If the original GDScript directly uses an autoload such as Events, the
Kotlin port should fail loudly when it is missing:
fun Node.eventsNode(): Node =
getTreeRootNode().getAsOrNull("Events", ::Node)
?: error("Events autoload is missing")
Silent fallback should not be the default in Kanama examples. Kotlin's value
here is compile-time and early-runtime protection, so required scene
relationships should use typed wrappers, generated names, requireAs(...), or
explicit error(...) paths that expose misconfigured scenes immediately.
Optional lookup belongs only where the original GDScript behavior was optional.
Preserve original type checks. If GDScript says body is Player, do not
broaden it to hasMethod("damage"), isInGroup("damageables"), or a generic
node check unless the original code used that broader rule. When Kanama cannot
express a script class check directly yet, centralize the closest equivalent in
a small helper and document why it matches the original scene's intent.

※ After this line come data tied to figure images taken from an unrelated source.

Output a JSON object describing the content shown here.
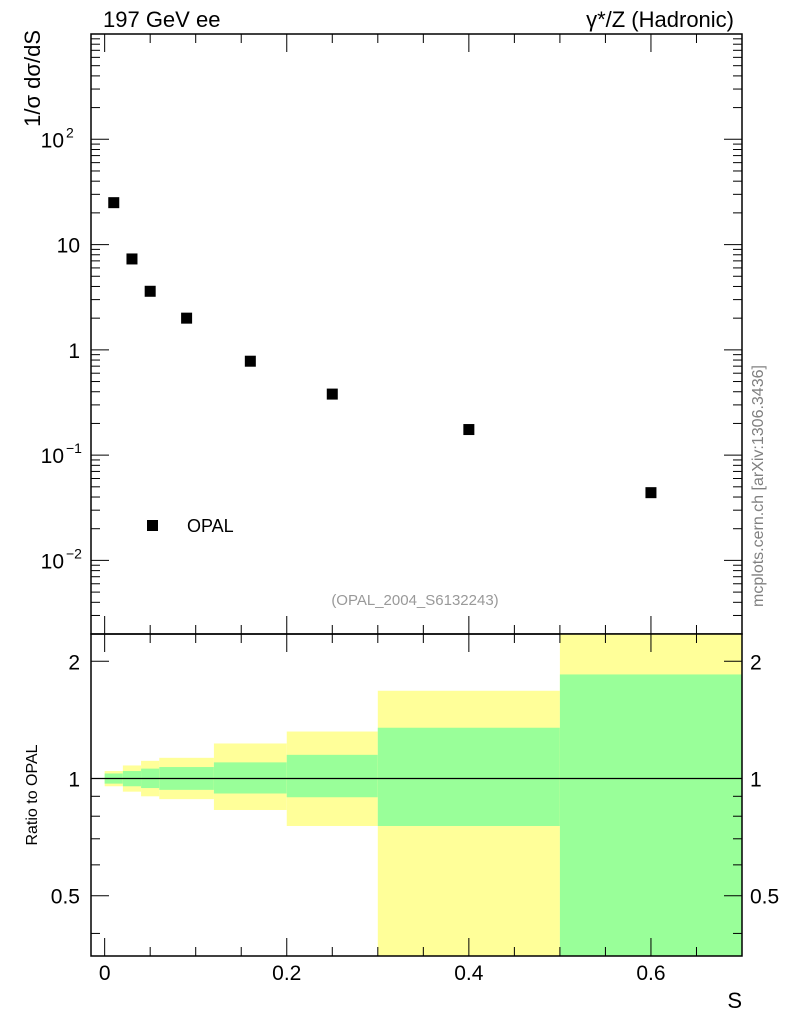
{
  "header": {
    "left_title": "197 GeV ee",
    "right_title": "γ*/Z (Hadronic)"
  },
  "side_label": "mcplots.cern.ch [arXiv:1306.3436]",
  "colors": {
    "inner_band": "#99ff99",
    "outer_band": "#ffff99",
    "marker": "#000000"
  },
  "chart_data": [
    {
      "type": "scatter",
      "ylabel": "1/σ dσ/dS",
      "yscale": "log",
      "ylim": [
        0.002,
        1000
      ],
      "xlim": [
        -0.015,
        0.7
      ],
      "y_ticks": [
        {
          "value": 0.01,
          "base": "10",
          "exp": "−2"
        },
        {
          "value": 0.1,
          "base": "10",
          "exp": "−1"
        },
        {
          "value": 1,
          "base": "1",
          "exp": ""
        },
        {
          "value": 10,
          "base": "10",
          "exp": ""
        },
        {
          "value": 100,
          "base": "10",
          "exp": "2"
        }
      ],
      "series": [
        {
          "name": "OPAL",
          "x": [
            0.01,
            0.03,
            0.05,
            0.09,
            0.16,
            0.25,
            0.4,
            0.6
          ],
          "y": [
            25.0,
            7.3,
            3.6,
            2.0,
            0.78,
            0.38,
            0.175,
            0.044
          ]
        }
      ],
      "legend": "bottom-left",
      "annotation": "(OPAL_2004_S6132243)"
    },
    {
      "type": "area",
      "ylabel": "Ratio to OPAL",
      "xlabel": "S",
      "ylim": [
        0.35,
        2.35
      ],
      "xlim": [
        -0.015,
        0.7
      ],
      "x_ticks": [
        "0",
        "0.2",
        "0.4",
        "0.6"
      ],
      "y_ticks": [
        "0.5",
        "1",
        "2"
      ],
      "reference_line": 1,
      "bands": [
        {
          "x0": 0.0,
          "x1": 0.02,
          "inner": [
            0.97,
            1.03
          ],
          "outer": [
            0.955,
            1.045
          ]
        },
        {
          "x0": 0.02,
          "x1": 0.04,
          "inner": [
            0.955,
            1.045
          ],
          "outer": [
            0.925,
            1.08
          ]
        },
        {
          "x0": 0.04,
          "x1": 0.06,
          "inner": [
            0.945,
            1.06
          ],
          "outer": [
            0.9,
            1.11
          ]
        },
        {
          "x0": 0.06,
          "x1": 0.12,
          "inner": [
            0.935,
            1.07
          ],
          "outer": [
            0.885,
            1.13
          ]
        },
        {
          "x0": 0.12,
          "x1": 0.2,
          "inner": [
            0.915,
            1.1
          ],
          "outer": [
            0.83,
            1.23
          ]
        },
        {
          "x0": 0.2,
          "x1": 0.3,
          "inner": [
            0.895,
            1.15
          ],
          "outer": [
            0.755,
            1.32
          ]
        },
        {
          "x0": 0.3,
          "x1": 0.5,
          "inner": [
            0.755,
            1.35
          ],
          "outer": [
            0.35,
            1.68
          ]
        },
        {
          "x0": 0.5,
          "x1": 0.7,
          "inner": [
            0.35,
            1.85
          ],
          "outer": [
            0.35,
            2.35
          ]
        }
      ]
    }
  ]
}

Build And Smoke Checklist¶
For a Kanama demo checked out beside the Kanama repo, build scripts with:
../kanama/gradlew -p ../kanama-demos/<DemoName> buildScripts
The Godot editor can also run the same flow through the Kanama tools plugin's
Build Scripts button.
For public demo repo changes, run the aggregate guardrails from the demo repo:
./gradlew check
That task runs the parity audit, runtime node/RPC guardrail, and replicated script-property guardrail across the public demo set.

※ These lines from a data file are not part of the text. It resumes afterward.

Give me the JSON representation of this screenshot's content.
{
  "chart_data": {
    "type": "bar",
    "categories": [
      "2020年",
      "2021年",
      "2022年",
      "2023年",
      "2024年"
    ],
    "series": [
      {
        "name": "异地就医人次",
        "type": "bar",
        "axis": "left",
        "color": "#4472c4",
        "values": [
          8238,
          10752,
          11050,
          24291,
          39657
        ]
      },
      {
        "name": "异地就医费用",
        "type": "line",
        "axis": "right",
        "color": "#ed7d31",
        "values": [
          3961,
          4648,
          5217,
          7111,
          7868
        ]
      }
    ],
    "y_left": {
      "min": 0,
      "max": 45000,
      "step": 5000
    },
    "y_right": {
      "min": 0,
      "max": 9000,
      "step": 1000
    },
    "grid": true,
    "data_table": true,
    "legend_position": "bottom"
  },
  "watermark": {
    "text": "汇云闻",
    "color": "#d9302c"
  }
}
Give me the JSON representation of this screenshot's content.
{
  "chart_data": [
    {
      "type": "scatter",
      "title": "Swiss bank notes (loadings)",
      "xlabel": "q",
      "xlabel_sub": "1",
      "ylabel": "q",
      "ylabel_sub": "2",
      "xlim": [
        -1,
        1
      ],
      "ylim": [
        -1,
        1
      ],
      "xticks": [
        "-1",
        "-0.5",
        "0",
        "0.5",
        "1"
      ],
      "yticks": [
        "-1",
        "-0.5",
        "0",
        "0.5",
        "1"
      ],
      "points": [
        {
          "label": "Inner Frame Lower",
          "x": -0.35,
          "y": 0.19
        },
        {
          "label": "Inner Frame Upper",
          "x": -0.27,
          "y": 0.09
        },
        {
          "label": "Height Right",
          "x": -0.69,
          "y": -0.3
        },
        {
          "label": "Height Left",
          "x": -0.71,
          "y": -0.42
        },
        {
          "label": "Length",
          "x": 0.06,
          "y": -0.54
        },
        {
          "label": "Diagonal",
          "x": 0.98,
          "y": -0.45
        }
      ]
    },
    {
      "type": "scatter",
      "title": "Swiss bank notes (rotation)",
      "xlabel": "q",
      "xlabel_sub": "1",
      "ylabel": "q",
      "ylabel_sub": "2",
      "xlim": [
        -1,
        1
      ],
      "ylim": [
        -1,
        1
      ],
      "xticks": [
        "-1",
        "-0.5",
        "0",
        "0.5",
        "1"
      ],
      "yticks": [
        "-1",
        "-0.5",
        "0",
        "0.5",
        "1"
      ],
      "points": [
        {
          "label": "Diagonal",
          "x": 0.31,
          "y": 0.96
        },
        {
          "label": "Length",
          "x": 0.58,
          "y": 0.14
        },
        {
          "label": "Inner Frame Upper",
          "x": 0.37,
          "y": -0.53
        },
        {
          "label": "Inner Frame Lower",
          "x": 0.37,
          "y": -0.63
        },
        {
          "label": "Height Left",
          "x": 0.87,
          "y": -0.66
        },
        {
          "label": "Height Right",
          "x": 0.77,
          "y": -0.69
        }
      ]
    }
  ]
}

Validate with the active Godot preview baseline and any compatibility build needed by the task:
/path/to/godot-4.7-beta-3/bin/godot.macos.editor.arm64
/path/to/godot-4.7-stable/bin/godot.macos.editor.arm64
Headless smoke tests should load the real scene and exercise a small behavior slice, such as signal wiring, exported resource hydration, typed object exports, or physics entry points. Manual playtesting is still required for feel-sensitive demos such as FPS and Racing.
Known shutdown diagnostics such as RID leaks, particle shader cleanup logs, or lingering embedded game audio are tracked separately. Record them, but do not treat them as proof that a gameplay port failed unless they leave a process alive or break repeatable validation.
Before chasing shutdown leaks, separate owned resources from borrowed scene
state. Good cleanup candidates are project-owned warmup caches, explicitly
created Tween/Tweener wrappers after configuration, pooled nodes that will
not be reused, and active AudioStreamPlayers that should stop before
unloadCurrentScene(). Do not close resources returned from scene-owned nodes
just because the wrapper is closeable.
Resource-returning getters create closeable temporary wrappers. Do not write
checks such as crosshair.texture != null and discard the wrapper. Store it,
check it, and close it:
val texture = crosshair.texture
check(texture != null)
texture?.close()
Be careful with resources borrowed from scene-owned nodes. For example,
AnimationPlayer.getAnimation() returns an animation owned by the player/scene.
Use the returned wrapper immediately, but do not use { ... } or close() it
just to silence a shutdown warning:
animationPlayer.getAnimation("walk")?.setLoopMode(Animation.LOOP_LINEAR)
If a shutdown warning names a borrowed scene resource, prefer fixing the scene lifetime, stopping active playback, or documenting the residual warning over releasing a resource you do not own.